There is also an outstanding 11-page bibliographical essay (but I was surprised to only see one David Donald reference on the list).

The book is filled with wonderful nuggets, moving the story along briskly.

I imagine few know that Lincoln only met his vice president, Hannibal Hamlin, until shortly after they were elected. Or that the Gettysburg Address was Lincoln's "first prepared speech since his inauguration" (241). Or that one senator, in 1861, proposed abolishing the Supreme Court and replacing it with only Republican appointees. Or that "An estimated 40,000 soldiers perished in accidents" (317). Or that Virginia and Tennessee had the most amount of military engagements and destruction. Or that "The 14th Amendment proved disappointing to black activists, who wondered publicly how the Constitution could affirm black citizenship without directly conferring the right to vote" (361). Or that in 1866 "Johnson implied that Providence had brought about the death of Lincoln in order to make Johnson president" (363). Or that "Because they had not yet ratified the Fourteenth Amendment, Mississippi, Texas, and Virginia did not participate in" the 1868 election (383)–which makes this reader wonder if Grant would have lost the popular vote had those states voted; after all, he "failed to win a majority of the white vote" (384).

Huebner's writing is wonderfully lively. He describes one Southerner as having "long hair and short temper" (130). Sherman believed, in Huebner's words, that "there would be no peace without victory, and no victory without abolition" (247). And he writes that "Violent white supremacists, as well as the majority of Southerners who opposed them, moreover, linked the ballot box to the bedroom" (428).

Huebner's majestic narrative skills surface in other areas as well. He subtly writes that Lee surrendered to Grant "at a private home in the village of Appomattox Court House" (337), a fine distinction to make, as many people mistakenly believe that the surrender took place in a court house in the town of Appomattox. It is details such as this that show a master craftsman at work.

And there are numerous lessons for and links to modern day America to be found here.
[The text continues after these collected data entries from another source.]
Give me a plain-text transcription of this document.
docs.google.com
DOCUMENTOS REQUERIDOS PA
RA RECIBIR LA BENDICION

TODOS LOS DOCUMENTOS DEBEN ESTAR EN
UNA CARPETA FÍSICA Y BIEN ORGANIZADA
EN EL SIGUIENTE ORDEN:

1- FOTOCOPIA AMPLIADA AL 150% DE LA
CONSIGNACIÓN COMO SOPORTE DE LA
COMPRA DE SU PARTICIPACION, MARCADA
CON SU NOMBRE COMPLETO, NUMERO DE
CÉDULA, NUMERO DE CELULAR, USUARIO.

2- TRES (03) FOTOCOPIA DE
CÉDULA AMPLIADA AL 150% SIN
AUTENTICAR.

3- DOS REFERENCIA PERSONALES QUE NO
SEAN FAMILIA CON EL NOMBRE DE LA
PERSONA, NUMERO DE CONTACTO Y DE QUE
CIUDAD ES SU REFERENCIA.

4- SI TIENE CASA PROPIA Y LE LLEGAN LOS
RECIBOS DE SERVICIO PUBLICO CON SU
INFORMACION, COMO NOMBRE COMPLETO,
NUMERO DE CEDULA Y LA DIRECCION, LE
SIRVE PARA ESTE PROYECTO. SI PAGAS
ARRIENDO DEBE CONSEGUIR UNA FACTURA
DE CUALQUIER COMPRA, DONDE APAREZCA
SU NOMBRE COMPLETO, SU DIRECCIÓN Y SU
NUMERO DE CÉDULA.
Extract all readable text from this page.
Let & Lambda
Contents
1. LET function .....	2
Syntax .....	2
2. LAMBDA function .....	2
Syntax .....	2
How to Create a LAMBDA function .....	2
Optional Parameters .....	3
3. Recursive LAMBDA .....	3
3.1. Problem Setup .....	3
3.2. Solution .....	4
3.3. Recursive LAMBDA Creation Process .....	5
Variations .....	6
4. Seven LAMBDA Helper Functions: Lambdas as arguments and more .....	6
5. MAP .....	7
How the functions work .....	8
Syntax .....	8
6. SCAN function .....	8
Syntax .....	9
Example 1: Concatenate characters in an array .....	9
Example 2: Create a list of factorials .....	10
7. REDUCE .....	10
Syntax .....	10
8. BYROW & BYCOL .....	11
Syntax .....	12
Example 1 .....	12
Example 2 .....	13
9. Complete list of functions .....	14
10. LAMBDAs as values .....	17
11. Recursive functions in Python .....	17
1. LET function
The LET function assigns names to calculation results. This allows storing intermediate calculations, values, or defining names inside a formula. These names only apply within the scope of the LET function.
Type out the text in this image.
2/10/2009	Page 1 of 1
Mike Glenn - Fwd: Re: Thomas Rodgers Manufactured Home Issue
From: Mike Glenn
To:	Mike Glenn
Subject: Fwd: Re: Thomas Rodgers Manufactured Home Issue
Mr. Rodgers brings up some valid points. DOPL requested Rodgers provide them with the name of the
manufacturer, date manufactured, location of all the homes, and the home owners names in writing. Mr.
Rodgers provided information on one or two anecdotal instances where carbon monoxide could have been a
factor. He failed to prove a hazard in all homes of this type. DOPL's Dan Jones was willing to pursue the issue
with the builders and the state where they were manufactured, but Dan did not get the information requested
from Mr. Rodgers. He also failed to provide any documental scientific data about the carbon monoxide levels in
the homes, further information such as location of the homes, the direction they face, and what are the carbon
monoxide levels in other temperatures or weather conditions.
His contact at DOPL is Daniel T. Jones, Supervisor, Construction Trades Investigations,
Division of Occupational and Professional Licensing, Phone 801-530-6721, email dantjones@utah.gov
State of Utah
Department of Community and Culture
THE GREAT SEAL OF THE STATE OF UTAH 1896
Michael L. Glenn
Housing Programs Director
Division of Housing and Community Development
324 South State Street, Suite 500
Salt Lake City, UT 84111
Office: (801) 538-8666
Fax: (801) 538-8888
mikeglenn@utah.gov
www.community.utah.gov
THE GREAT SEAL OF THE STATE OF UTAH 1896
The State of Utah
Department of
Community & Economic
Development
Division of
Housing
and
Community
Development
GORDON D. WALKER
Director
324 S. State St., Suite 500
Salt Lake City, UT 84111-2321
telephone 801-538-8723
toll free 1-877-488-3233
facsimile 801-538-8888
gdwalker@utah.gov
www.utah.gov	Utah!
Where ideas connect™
For one, his study reveals that people then were perhaps more engaged with politics and current affairs than today. They were even knowledgeable about the Supreme Court: one anti-slavery activist gave a speech that mocked the language of Justice Roger Taney; it is hard to imagine someone today doing that with an opinion by Justice John Roberts.

Above all, Liberty and Union reminds us that discussion and debate about racial disparities is central to the American story, and that while the passion for racial justice among some today echoes that of the Civil War era, it appears as if there is less overall interest in racial justice today than there was 160 years ago.

The book is a culmination of a life-long devotion to the topic. Liberty and Union should be of special interest to instructors of survey courses on the Civil War and Reconstruction. (Instead of why the North won, Heubner's book seems to ask, the question that should be asked is why the South lost. Huebner's answer is that they could not fund the war.)

I find it hard to believe that the book has not been more widely reviewed and publicized. It is simply a masterpiece.

Dr. Bernard von Bothmer is an adjunct professor of history at the University of San Francisco and Dominican University of California. He is the author of Framing the Sixties: The Use and Abuse of a Decade from Ronald Reagan to George W. Bush (University of Massachusetts Press, 2010).

Bothmer, Bernard, review of Liberty and Union: The Civil War Era and American Constitutionalism, by Huebner, Timothy S., Civil War Book Review, (Summer 2017).